This repository contains the code for the R Shiny app MSstatsShiny, which utilizes MSstats, MSstatsTMT, and MSstatsPTM to analyze proteomics experiments.
This tutorial will walk through the steps on MSstatsShiny for performing differential abundance analysis for a dataset from Fragpipe. We use a case study of a DIA experiment that was analyzed using the FragPipe computational tool. The dataset originates from a clear cell renal cell carcinoma (ccRCC) study described in this paper. In the original study, researchers from the CPTAC profiled tumor (T) samples, together with normal adjacent tissue (NAT) samples from each cancer patient, indicating a paired design.
All datasets for this tutorial can be found at this link
Install MSstatsShiny using the instructions below:
-
Download R - https://cran.r-project.org/. Note R version must be >= 4.4
-
Note: if on windows you must also install R Tools - https://cran.r-project.org/bin/windows/Rtools/
-
Optionally you can also install RStudio Desktop - https://posit.co/downloads/
-
-
Run R or RStudio (if downloaded)
-
In the console run the installation code (see below) (https://bioconductor.org/packages/release/bioc/html/MSstatsShiny.html)

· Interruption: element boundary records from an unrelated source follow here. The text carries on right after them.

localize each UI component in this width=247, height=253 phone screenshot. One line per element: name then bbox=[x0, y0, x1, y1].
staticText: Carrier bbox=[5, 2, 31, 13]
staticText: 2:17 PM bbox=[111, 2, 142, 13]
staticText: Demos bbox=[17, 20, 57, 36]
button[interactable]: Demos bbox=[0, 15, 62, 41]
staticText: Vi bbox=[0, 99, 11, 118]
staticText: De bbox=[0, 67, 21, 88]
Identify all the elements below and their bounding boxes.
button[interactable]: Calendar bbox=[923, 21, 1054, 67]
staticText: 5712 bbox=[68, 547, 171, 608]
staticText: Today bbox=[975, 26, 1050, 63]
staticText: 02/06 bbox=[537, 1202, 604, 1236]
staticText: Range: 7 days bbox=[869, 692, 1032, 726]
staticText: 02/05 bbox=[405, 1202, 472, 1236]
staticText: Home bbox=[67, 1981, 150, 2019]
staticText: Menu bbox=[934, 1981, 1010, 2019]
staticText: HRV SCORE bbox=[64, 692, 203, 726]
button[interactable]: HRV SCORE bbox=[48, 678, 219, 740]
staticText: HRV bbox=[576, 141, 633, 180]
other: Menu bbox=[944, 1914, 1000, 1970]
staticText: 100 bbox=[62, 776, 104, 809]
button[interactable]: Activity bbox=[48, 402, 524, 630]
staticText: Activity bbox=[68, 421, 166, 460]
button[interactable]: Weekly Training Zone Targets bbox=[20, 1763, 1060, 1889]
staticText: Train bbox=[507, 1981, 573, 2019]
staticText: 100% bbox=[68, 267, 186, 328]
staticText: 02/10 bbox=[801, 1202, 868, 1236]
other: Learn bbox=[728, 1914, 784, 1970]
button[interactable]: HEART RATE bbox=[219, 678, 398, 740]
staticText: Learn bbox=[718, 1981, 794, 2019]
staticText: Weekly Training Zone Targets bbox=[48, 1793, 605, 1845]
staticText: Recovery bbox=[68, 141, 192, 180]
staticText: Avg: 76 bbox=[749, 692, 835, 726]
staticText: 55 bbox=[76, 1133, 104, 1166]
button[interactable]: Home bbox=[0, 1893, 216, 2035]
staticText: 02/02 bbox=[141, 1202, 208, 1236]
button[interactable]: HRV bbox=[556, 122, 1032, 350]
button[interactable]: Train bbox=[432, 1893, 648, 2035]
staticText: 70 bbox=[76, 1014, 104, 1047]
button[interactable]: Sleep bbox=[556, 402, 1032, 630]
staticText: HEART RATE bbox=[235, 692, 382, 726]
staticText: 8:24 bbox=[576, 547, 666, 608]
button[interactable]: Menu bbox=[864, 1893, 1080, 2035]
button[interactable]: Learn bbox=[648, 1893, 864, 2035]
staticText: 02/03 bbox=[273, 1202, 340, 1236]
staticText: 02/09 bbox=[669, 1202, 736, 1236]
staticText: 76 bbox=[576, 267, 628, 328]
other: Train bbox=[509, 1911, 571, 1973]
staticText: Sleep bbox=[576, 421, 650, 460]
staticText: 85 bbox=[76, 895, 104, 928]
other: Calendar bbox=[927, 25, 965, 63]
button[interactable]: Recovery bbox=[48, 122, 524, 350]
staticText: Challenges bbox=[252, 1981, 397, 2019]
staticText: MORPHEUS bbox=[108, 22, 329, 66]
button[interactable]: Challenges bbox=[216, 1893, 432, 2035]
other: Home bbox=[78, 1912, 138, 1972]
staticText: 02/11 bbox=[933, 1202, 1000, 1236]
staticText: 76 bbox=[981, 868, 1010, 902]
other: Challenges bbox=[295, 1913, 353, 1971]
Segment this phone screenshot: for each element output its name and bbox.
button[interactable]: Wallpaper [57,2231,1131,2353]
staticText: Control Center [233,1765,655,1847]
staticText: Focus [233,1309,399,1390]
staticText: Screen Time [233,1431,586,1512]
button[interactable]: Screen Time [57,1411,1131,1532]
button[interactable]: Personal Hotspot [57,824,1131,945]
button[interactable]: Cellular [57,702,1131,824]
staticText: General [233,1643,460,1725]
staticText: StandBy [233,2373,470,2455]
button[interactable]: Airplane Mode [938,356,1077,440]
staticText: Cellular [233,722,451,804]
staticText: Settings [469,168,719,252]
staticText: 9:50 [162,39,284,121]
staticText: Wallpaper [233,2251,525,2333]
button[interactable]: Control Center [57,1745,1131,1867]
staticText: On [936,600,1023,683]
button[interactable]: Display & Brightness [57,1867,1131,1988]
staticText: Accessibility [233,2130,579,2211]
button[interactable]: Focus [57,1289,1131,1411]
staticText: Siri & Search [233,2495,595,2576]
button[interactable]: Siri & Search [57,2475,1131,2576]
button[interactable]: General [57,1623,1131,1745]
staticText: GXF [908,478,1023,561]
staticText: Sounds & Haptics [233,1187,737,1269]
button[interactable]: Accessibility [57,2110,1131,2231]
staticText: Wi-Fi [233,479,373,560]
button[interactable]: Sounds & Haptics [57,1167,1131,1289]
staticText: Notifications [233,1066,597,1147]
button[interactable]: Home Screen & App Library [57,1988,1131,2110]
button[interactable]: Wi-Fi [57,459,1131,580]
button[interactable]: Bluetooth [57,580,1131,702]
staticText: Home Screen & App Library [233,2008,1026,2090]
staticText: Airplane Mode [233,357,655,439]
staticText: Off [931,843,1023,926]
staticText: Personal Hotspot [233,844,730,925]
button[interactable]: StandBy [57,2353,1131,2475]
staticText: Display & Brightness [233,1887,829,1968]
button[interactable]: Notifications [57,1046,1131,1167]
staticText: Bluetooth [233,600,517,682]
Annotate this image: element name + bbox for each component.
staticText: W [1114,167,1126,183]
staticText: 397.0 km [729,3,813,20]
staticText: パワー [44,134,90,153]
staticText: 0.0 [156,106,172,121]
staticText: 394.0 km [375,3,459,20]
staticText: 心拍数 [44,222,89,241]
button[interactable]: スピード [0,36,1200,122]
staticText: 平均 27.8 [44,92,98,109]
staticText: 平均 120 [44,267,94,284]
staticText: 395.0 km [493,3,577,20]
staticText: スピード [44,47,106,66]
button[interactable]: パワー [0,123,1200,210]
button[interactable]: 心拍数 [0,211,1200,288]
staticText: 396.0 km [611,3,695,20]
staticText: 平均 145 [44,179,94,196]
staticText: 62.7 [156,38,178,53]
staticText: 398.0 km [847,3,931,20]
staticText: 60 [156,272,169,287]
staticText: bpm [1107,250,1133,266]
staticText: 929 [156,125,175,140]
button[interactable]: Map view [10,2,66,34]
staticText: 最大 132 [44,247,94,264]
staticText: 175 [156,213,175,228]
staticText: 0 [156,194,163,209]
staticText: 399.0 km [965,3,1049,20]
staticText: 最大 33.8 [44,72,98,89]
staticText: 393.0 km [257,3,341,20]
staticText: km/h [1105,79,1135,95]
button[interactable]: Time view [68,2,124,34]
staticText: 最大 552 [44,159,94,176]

if (!require("BiocManager", quietly = TRUE))
install.packages("BiocManager")
BiocManager::install("MSstatsShiny")
- If this does not work due to a release 3.21 issue, you can install release 3.20 with the following 2 commands:
BiocManager::install(version = '3.20', force = TRUE)
BiocManager::install('MSstatsShiny', version = '3.20', force = TRUE)
- If you get a bug related to lme4, you can install the latest version of lme4 with the following command:
install.packages("lme4", type = "source")
- You can also install from Github with the following command:
devtools::install_github("Vitek-Lab/MSstatsShiny", build_vignettes = TRUE)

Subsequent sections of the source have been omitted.